Он смотрит на дочь своими малахитовыми глазами с нежностью собственника и некоторым беспокойством: он смутно чувствует, что она от него ускользает, что она не оправдает его надежд, если он не будет достаточно ловок.

И он, беспощадно ворочающий людьми и мировыми событиями, — он колеблется перед некоторыми колесиками этого сложного психического механизма, которым до сих пор еще не решается пользоваться.

Она молча протягивает ему документ.

— Так! Превосходно! Но что могла она обнаружить на этом острове? И опять не указано географическое положение. Чутье не даром подсказывало мне, что нужно посадить «своего» человека на «Эребус II». Но эта история с якобы научной целью экспедиции сбила меня с толку. Этот Маркэн хитрее, чем кажется. А может, он сам ничего не знал? Но у него была научная цель, у этого крестового похода… Это очевидно. Еще шесть дней! Раньше Лига наций не выскажется, а в случае надобности, можно будет отсрочить ее решение. Пойдите на жертву, чтобы получить этот остров. Гм-м!.. Надо узнать, в чем тут дело, прежде чем вмешиваться в эту историю. Мы, очевидно, прозевали важные сообщения. Они, вероятно, получены морским министерством, но наш агент К. 12 уволен, а его заместитель не успел еще освоиться. Ривье, вероятно, тоже в курсе дела. Нам надо заставить его говорить. Ты поедешь к нему, Эльза, и употребишь все силы… все. Ты можешь сказать в виде вступления, что интересуешься доктором Маркэном.

Кобулер произнес последние слова с подчеркнутой уверенностью. Но он отлично видит, что какое-то новое чувство является противовесом его влиянию и что в душе его дочери появляются первые признаки возмущения.

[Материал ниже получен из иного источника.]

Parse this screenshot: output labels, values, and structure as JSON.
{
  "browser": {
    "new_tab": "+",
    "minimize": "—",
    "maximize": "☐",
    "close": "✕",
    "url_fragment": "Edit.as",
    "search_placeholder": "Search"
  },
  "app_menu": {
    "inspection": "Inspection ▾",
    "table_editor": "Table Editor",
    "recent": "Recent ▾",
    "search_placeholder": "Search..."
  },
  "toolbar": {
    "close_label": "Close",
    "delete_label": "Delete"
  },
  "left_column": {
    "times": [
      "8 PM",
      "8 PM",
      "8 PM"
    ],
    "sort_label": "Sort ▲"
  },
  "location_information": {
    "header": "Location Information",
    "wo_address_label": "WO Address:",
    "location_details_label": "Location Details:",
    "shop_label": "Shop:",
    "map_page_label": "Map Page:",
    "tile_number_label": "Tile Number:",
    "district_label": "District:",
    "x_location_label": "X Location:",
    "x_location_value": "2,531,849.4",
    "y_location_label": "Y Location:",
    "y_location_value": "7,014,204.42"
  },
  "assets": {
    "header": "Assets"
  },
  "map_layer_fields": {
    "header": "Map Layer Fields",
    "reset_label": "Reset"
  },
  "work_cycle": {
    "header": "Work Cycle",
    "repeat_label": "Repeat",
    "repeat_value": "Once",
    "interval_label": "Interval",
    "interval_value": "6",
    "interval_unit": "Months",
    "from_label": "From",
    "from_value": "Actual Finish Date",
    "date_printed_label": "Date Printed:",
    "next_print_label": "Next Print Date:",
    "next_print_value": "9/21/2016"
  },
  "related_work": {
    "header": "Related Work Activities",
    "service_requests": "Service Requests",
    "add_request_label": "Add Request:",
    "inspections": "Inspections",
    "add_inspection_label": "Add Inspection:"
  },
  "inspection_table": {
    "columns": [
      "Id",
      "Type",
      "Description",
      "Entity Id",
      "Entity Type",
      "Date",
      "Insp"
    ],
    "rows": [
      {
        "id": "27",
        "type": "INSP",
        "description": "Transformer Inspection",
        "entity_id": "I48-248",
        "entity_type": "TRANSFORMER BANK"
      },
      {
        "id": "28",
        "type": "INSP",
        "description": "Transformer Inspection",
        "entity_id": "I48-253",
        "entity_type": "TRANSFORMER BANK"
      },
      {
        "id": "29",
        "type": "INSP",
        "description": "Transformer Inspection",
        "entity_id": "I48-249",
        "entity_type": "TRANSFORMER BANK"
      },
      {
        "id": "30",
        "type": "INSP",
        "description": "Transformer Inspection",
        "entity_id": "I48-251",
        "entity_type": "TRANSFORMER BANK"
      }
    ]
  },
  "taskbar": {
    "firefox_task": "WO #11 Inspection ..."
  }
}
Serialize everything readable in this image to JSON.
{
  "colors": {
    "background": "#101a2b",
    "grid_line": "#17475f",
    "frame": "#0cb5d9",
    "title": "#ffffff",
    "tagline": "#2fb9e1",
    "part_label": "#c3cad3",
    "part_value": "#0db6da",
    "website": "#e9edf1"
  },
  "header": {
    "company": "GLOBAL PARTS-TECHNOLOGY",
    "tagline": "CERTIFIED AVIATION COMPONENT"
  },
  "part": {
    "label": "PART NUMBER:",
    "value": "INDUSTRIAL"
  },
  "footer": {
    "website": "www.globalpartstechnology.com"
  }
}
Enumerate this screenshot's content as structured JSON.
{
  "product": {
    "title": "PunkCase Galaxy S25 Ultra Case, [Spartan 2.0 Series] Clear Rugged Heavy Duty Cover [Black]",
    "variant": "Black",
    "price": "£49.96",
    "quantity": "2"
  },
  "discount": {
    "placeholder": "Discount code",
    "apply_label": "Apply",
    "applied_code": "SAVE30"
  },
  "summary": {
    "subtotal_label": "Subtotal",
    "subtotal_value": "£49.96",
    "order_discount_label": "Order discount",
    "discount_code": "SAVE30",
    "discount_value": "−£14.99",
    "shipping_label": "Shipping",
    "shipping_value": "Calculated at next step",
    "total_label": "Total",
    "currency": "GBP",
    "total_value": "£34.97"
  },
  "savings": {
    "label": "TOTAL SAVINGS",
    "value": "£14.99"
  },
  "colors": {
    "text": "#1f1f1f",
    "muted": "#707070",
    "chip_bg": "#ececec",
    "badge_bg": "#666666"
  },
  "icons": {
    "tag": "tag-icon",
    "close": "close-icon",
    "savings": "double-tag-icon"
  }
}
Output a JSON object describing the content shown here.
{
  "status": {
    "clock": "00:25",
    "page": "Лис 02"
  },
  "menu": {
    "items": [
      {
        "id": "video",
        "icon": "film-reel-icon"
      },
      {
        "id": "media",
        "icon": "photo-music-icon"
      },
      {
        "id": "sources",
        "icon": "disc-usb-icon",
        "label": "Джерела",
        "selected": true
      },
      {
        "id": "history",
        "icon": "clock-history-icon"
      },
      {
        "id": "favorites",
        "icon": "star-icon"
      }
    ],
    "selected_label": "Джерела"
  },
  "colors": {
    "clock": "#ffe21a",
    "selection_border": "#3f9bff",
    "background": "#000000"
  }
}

Она встает, как будто борется с обычной покорностью, и отвечает равнодушным тоном, в котором чувствуется, однако, решительная твердость:

— Отец, мне очень неприятно говорить вам, что вы делаете ошибку… ляпсус, предлагая мне это расследование. Вы говорите с вашей дочерью, с вашим секретарем-криптографом, а не с одной из светских сотрудниц службы — Лоттой Шмубах, Грегорией Гротеску и прочими. Вот подходящие личности для этой специальной работы, которую вы мне предлагаете. Я отдаю службе только свой разум. А главное, я не обладаю профессиональными способностями этих дам. Подумайте, отец, посылая меня к Ривье, вы нарушаете правила справедливого тейлоризма и разделения труда. Каждому его специальность!

— Эльза, — произнес Кобулер с деланным добродушием, — ты меня напугала. Мне показалось, что тебя охватил приступ той вульгарной и условной морали, от которой я всеми силами старался тебя освободить с тех пор, как твоя покойная мать пробовала привить ее тебе. Но, слава богу, это еще не то. У тебя, однако, опасная наклонность к самостоятельности, к уклонению от нужд службы. Они могут потребовать большего, чем утилизации твоих аналитических способностей. Но в данном случае я не хочу принуждать тебя. Мы подождем приезда Маркэна. Он не замедлит явиться к тебе, через него мы, по крайней мере, узнаем правду… Это нас задержит на шесть, восемь дней. Ну что ж! Придется устроить маленькое возлияние, чтобы затянуть на это время женевскую конференцию. Да, кстати, мы едем завтра в Одресселль. Эта тупица Гедеон делает промах за промахом: мне надо было оставаться на месте, чтобы, как и в прошлые разы, самому следить за тиражом бумаг. Последний выпуск не соответствует образцу. Он не принимает краски, как предыдущий… или Гедеон не умеет с нею обращаться. Во всяком случае, эти деньги нельзя пустить в обращение. Следовательно, повторяю, надо ехать в Одрессель. Ты поедешь со мной, само собой разумеется, ты нужна мне там так же, как и здесь. Я надеюсь, что мы справимся дней за восемь. Таким образом, на другой день после его приезда, мы сможем принять доктора Маркэна, если он, как я полагаю, посетит нас. Ты не откажешься принять его, не правда ли? У этого дурака Жолио он смотрел на тебя с таким видом… И ты заставишь его рассказать.

И малахитово-зеленые глаза впиваются в синие глаза с черными ресницами. Еще лишний раз пробует профессор на своей дочери эту силу высшего обольщения, которая сочетается иногда с отсутствием совести и делает из людей великих преступников, так же, как в соединении с благородством души или добродетели, создает героев и святых.

Фредерика-Эльза отвечает:

— Хорошо, я повидаю доктора Маркэна.

Но Кобулер понимает, что если бы он повторил, как ему хочется: «и ты заставишь его рассказать», она бы решительно ответила: «нет». Он не повторил приказания и ограничился улыбкой.